In an attempt to avoid the typology of the detached house and with the clear objective of occupying the entire plot, the project colonises this place through a series of manual brick walls built longitudinally in the same way as they build dry stone walls in rural areas for growing vines and for separations between farming lands. This layout fosters the relationship of the house with the public road and with the patio-gardens, avoiding any uncomfortable relations with the nearby neighbours.
The project attemps to recover some of the architectural conditions of the area’s traditional dwellings. In this regard, al the materials used on the building are local: the bricks and arch bricks come from the municipality’s ceramic industry, while both the structural concrete elements and the rest of the materials that shape the dwelling come from neighbouring Lleida.
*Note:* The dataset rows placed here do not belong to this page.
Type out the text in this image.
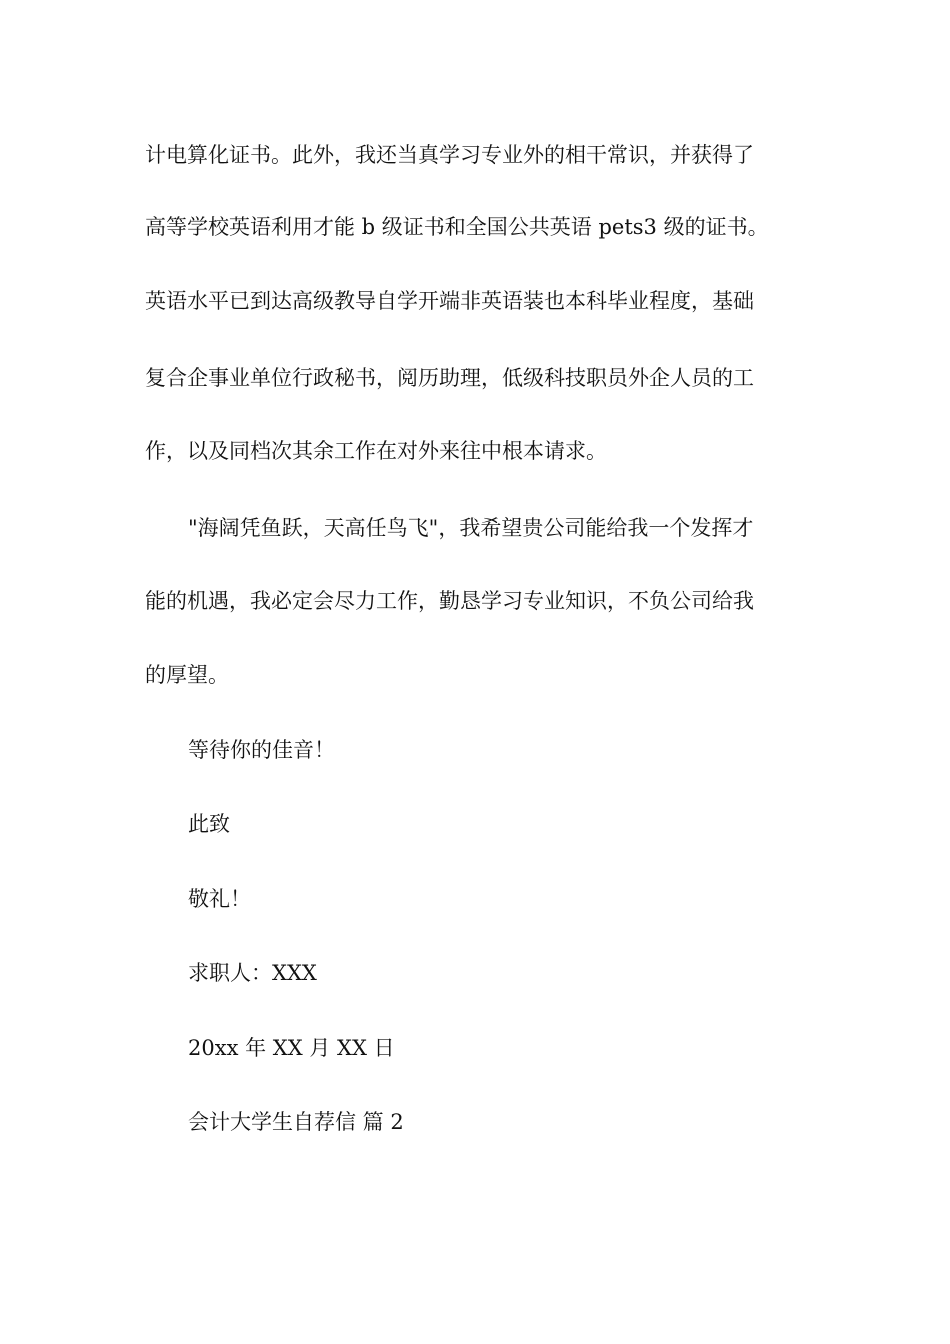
计电算化证书。此外，我还当真学习专业外的相干常识，并获得了
高等学校英语利用才能 b 级证书和全国公共英语 pets3 级的证书。
英语水平已到达高级教导自学开端非英语装也本科毕业程度，基础
复合企事业单位行政秘书，阅历助理，低级科技职员外企人员的工
作，以及同档次其余工作在对外来往中根本请求。
"海阔凭鱼跃，天高任鸟飞"，我希望贵公司能给我一个发挥才
能的机遇，我必定会尽力工作，勤恳学习专业知识，不负公司给我
的厚望。
等待你的佳音！
此致
敬礼！
求职人：XXX
20xx 年 XX 月 XX 日
会计大学生自荐信 篇 2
The walls are both structure and enclosure, generating shade in the outdoor spaces ans shaping the patterns that allow domestic life to take place between them. The interior spaces are organised in these interstices and are articulated around some courtyards that provide them at all times with light and crossed ventilation. In this way it is possible to develop the entire programme on the the ground floor, defining the way it adapts to the landscape and to the harsh interior climate of Catalonia.
The construction systems are exhibited in their full reality. The walls are crowned with reinforced concrete beams supporting a beam filling of ceramic arch bricks. This laying and breakup system of the bricks allows for both removing pieces to create lattices to filter the light and provide privacy and for adding others that jut out from the wall to invite any future vegetation to take over certain parts of the house, fostering the relationship with the nature and the landscape.
The lattices in wood soften the private character of the interior spaces when viewed from the street while protecting them from the powerful south-western sunlight, allowing artificial climate systems to be dispensed with.